Votar al éxito
El apoyo a Rousseff es también a un país que juega y aspira a ser una gran potencia
El presidente Luiz Inácio Lula da Silva se retira -al menos de momento- tras ocho años de mandato con los índices de popularidad -supera el 80%- más altos que jamás haya conocido un presidente de Brasil. La campaña de su delfín, la ex ministra y ex izquierdista radical Dilma Rousseff, ha sido diáfana. Yo soy la continuadora, ha dicho menos que entre líneas, en lo que casi coincidía con las críticas de la oposición, aunque esta en vez de continuadora prefería hablar de marioneta. El propio presidente se ha volcado en apoyo de su candidata, aunque, muy formal, ha subrayado que espera que Rousseff cubra los dos mandatos consecutivos que permite la Constitución.

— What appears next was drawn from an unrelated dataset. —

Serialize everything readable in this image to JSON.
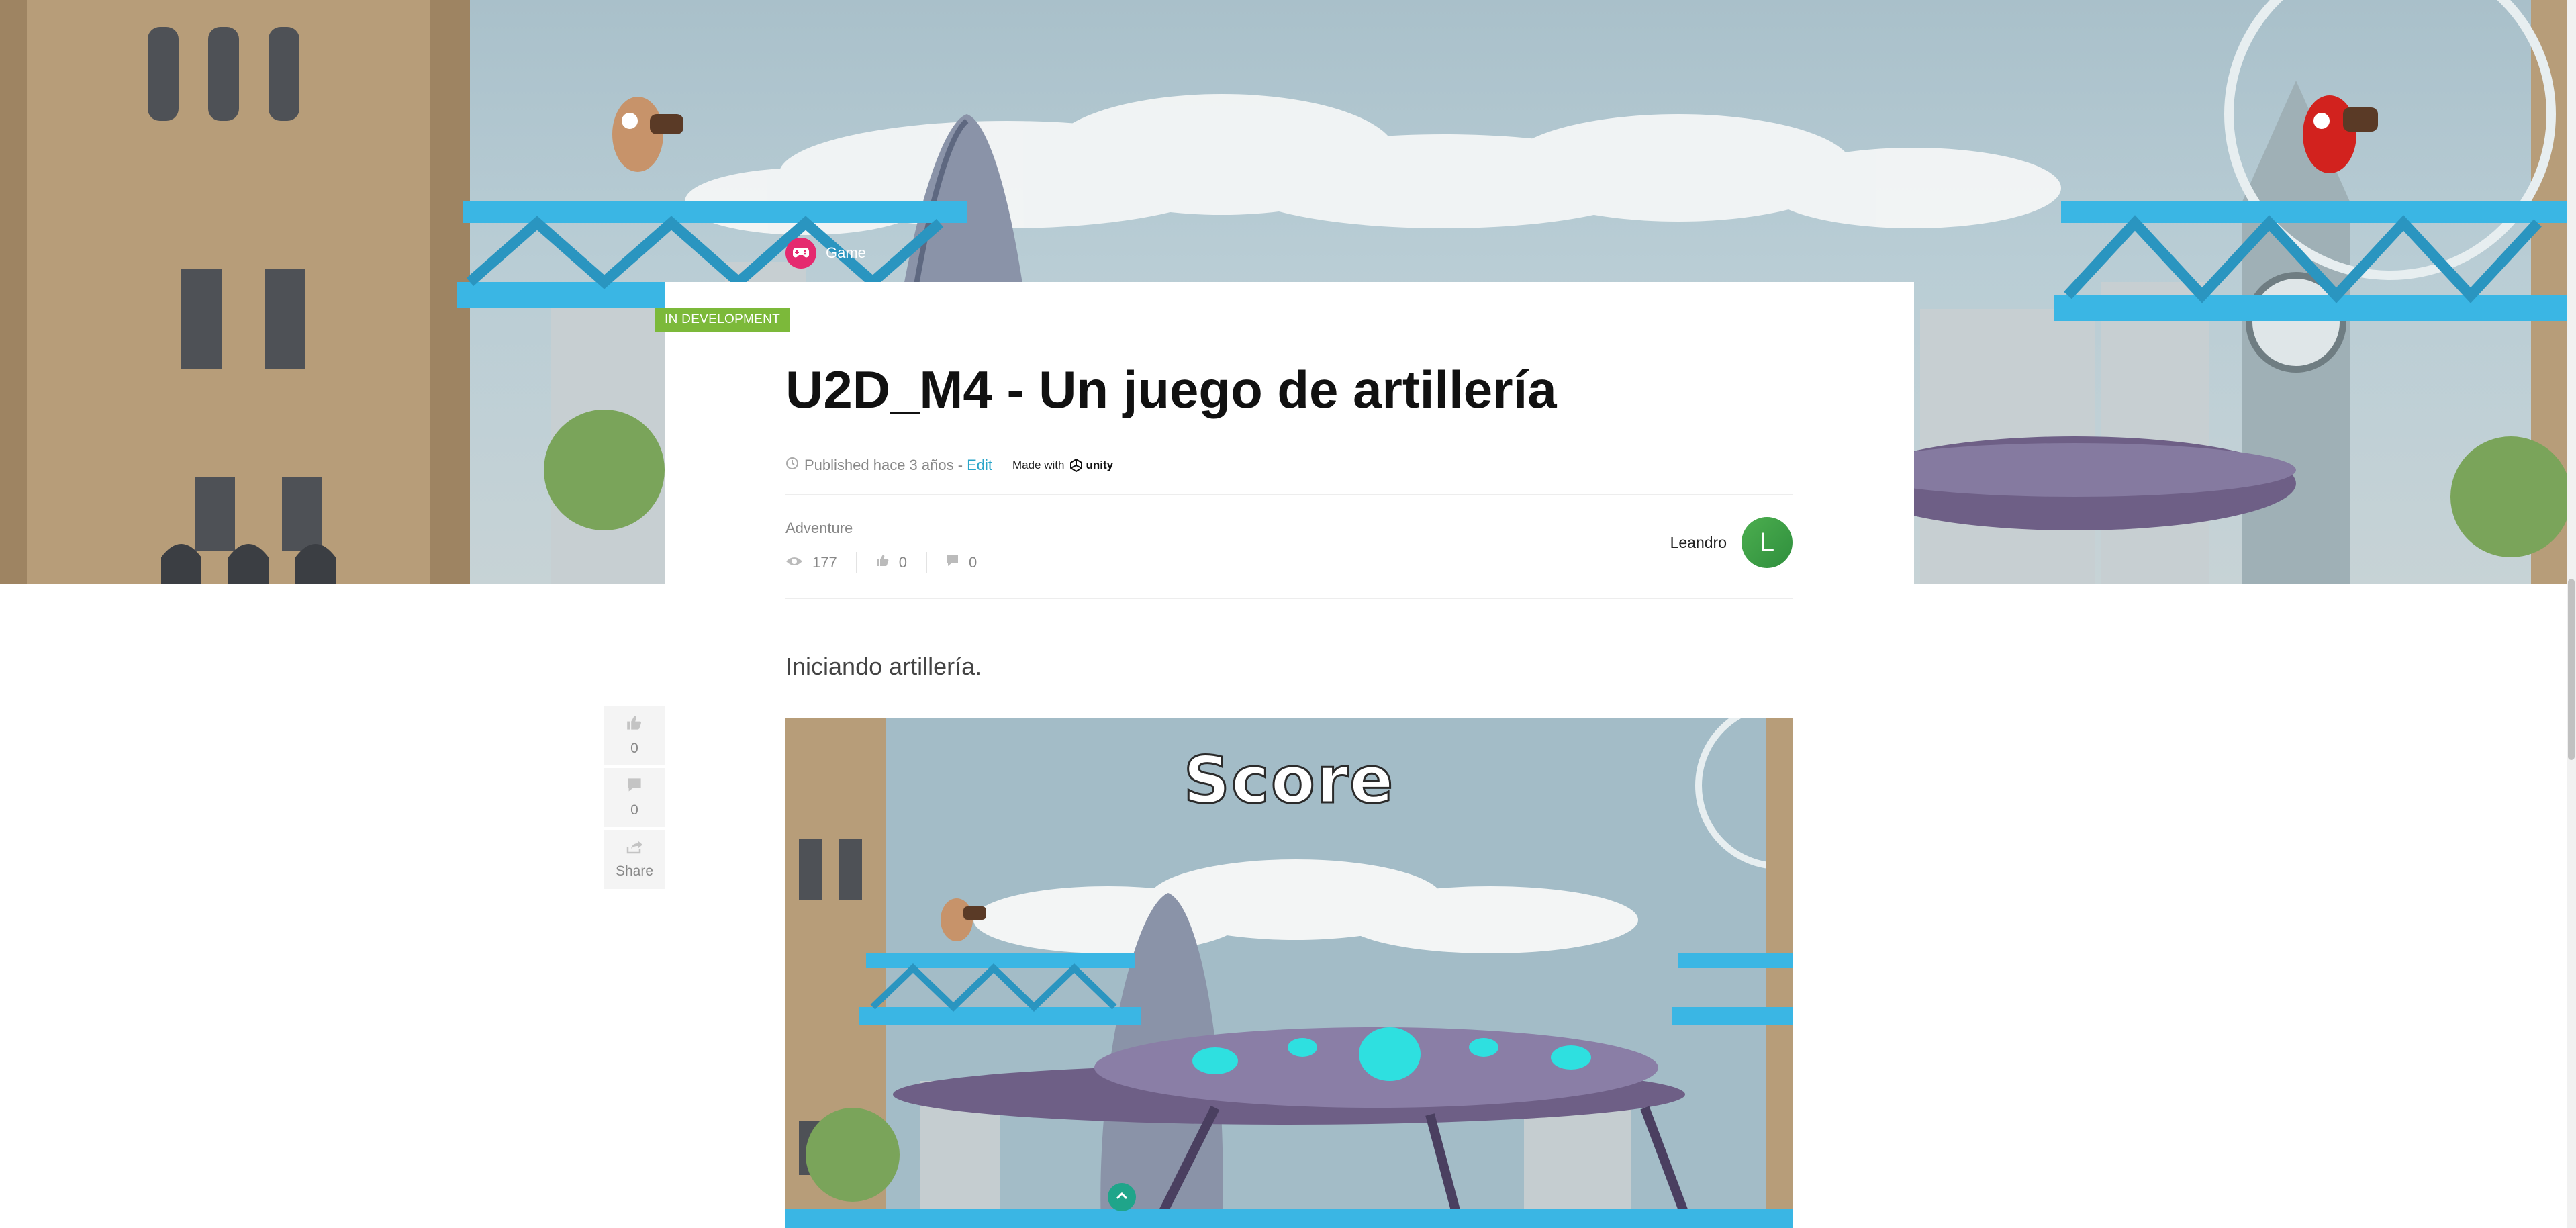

Los brasileños han sabido, sin embargo, matizar entre el saliente y la entrante, porque aunque le dieron a Rousseff ya una confortable ventaja en primera vuelta, la candidata ha tenido que esperar a la reválida de ayer para convertirse en la primera mujer que llega a la presidencia del país. Entre su mentor y ella hay todavía una innegable brecha de carisma. Pero aun así, una mayoría de ciudadanos ha votado tanto o más por Lula cuando nominalmente lo estaba haciendo por su sucesora, y tal era la densidad del elogio al presidente ex metalúrgico y ex sindicalista que el candidato de la oposición, el líder del partido socialdemócrata, José Serra, ha tenido buen cuidado de no atacar a Lula directamente porque su baza se basaba en convencer al votante de que Rousseff no daba la talla como sucesora.

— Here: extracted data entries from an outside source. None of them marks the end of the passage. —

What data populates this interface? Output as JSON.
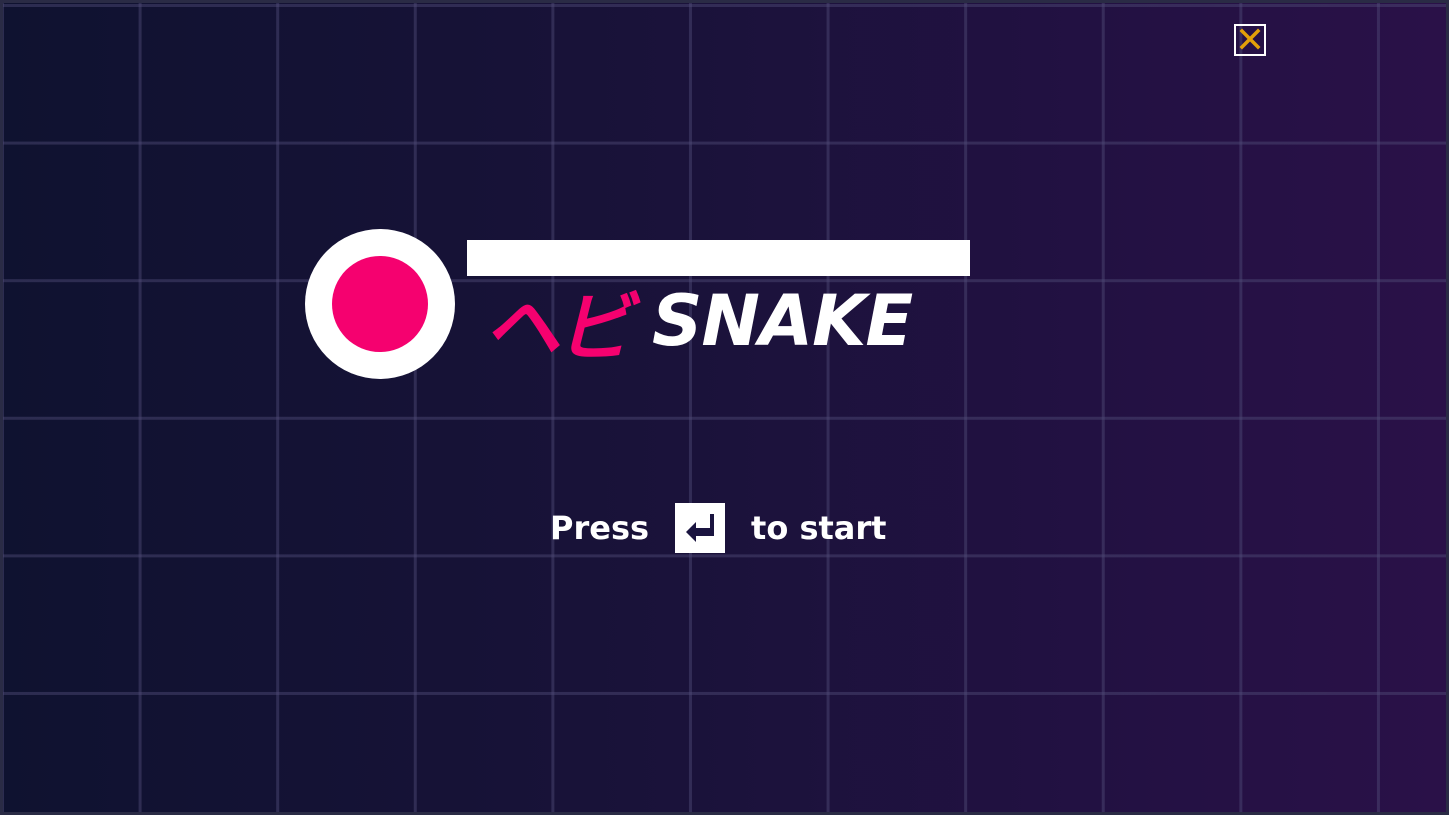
{
  "game": {
    "title_jp": "ヘビ",
    "title_en": "SNAKE"
  },
  "start_prompt": {
    "before": "Press",
    "key_icon": "enter-key-icon",
    "after": "to start"
  },
  "close_button": {
    "icon": "close-icon"
  },
  "colors": {
    "accent": "#f5016f",
    "background_left": "#0f1230",
    "background_right": "#2a1148",
    "grid_line": "#3a3560",
    "close_icon": "#e3a008",
    "text": "#ffffff"
  }
}
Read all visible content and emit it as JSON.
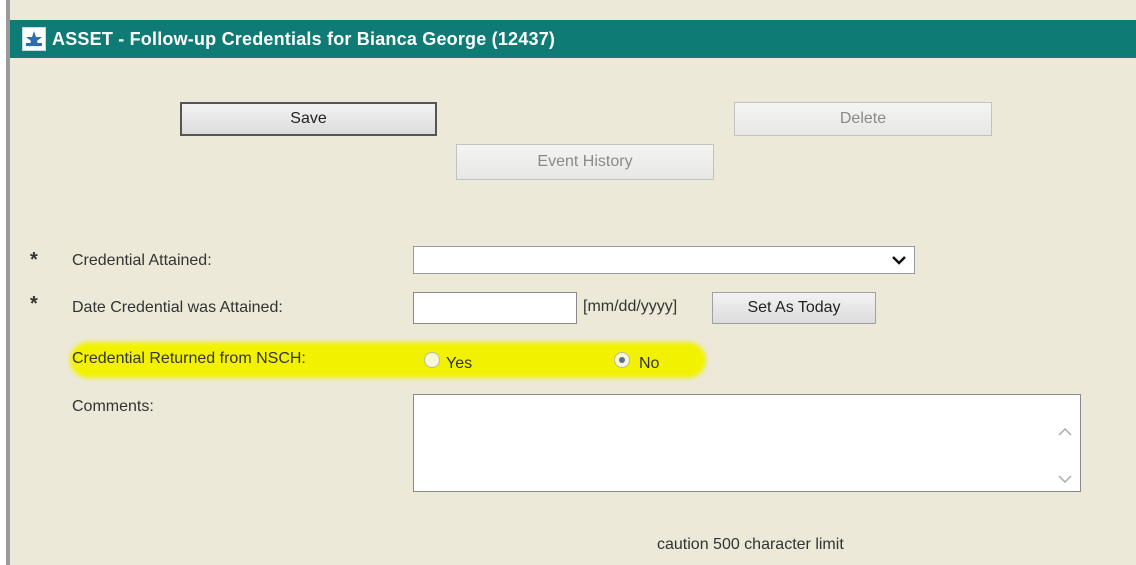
{
  "window": {
    "title": "ASSET - Follow-up Credentials for Bianca George (12437)",
    "titlebar_color": "#0f7b75",
    "icon": "asset-logo-icon"
  },
  "toolbar": {
    "save_label": "Save",
    "delete_label": "Delete",
    "event_history_label": "Event History"
  },
  "form": {
    "required_marker": "*",
    "credential_attained": {
      "label": "Credential Attained:",
      "value": ""
    },
    "date_attained": {
      "label": "Date Credential was Attained:",
      "value": "",
      "format_hint": "[mm/dd/yyyy]",
      "set_today_label": "Set As Today"
    },
    "returned_from_nsch": {
      "label": "Credential Returned from NSCH:",
      "options": [
        "Yes",
        "No"
      ],
      "selected": "No",
      "highlight_color": "#f2f200"
    },
    "comments": {
      "label": "Comments:",
      "value": "",
      "caution": "caution 500 character limit"
    }
  }
}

La campaña ha sido desagradable sobre todo para la vencedora por las frecuentes incursiones de lo religioso, sobre si los candidatos eran o no creyentes -Lula y Serra son católicos activos, pero no la sucesora-, sobre si eran contemporizadores con el aborto -siempre Rousseff- o el fantasma del cáncer linfático del que aparentemente ya se ha curado la presidenta electa. Pero en ese sufragio otorgado a Lula-Rousseff, a quien también votaba una mayoría de brasileños era al éxito; al éxito nacional e internacional de su país que se expresa en la considerable reducción de los índices de pobreza gracias en gran parte al programa Bolsa-Familia; a la obtención del Mundial de Fútbol para 2014 y los Juegos Olímpicos de 2016; a los macroíndices de crecimiento en plena crisis financiera mundial; a la actividad incesante en la escena internacional que ha llevado a Lula hasta interferir en la política de EE UU con respecto al programa nuclear iraní o a ofrecerse como mediador en Oriente Próximo. Ese público ha parado mientes más en la bendita osadía planetaria de su presidente que en los resultados de sus gestiones, necesariamente limitados.
El mundo que deja atrás Lula parece, en todo caso, sustancialmente distinto al que recibió en 2002. Las aspiraciones brasileñas de gran potencia datan de los años treinta del siglo pasado, con la presidencia de Getulio Vargas, pero solo ahora, a fin de la primera década del siglo XXI, se les puede comenzar a dar algún crédito.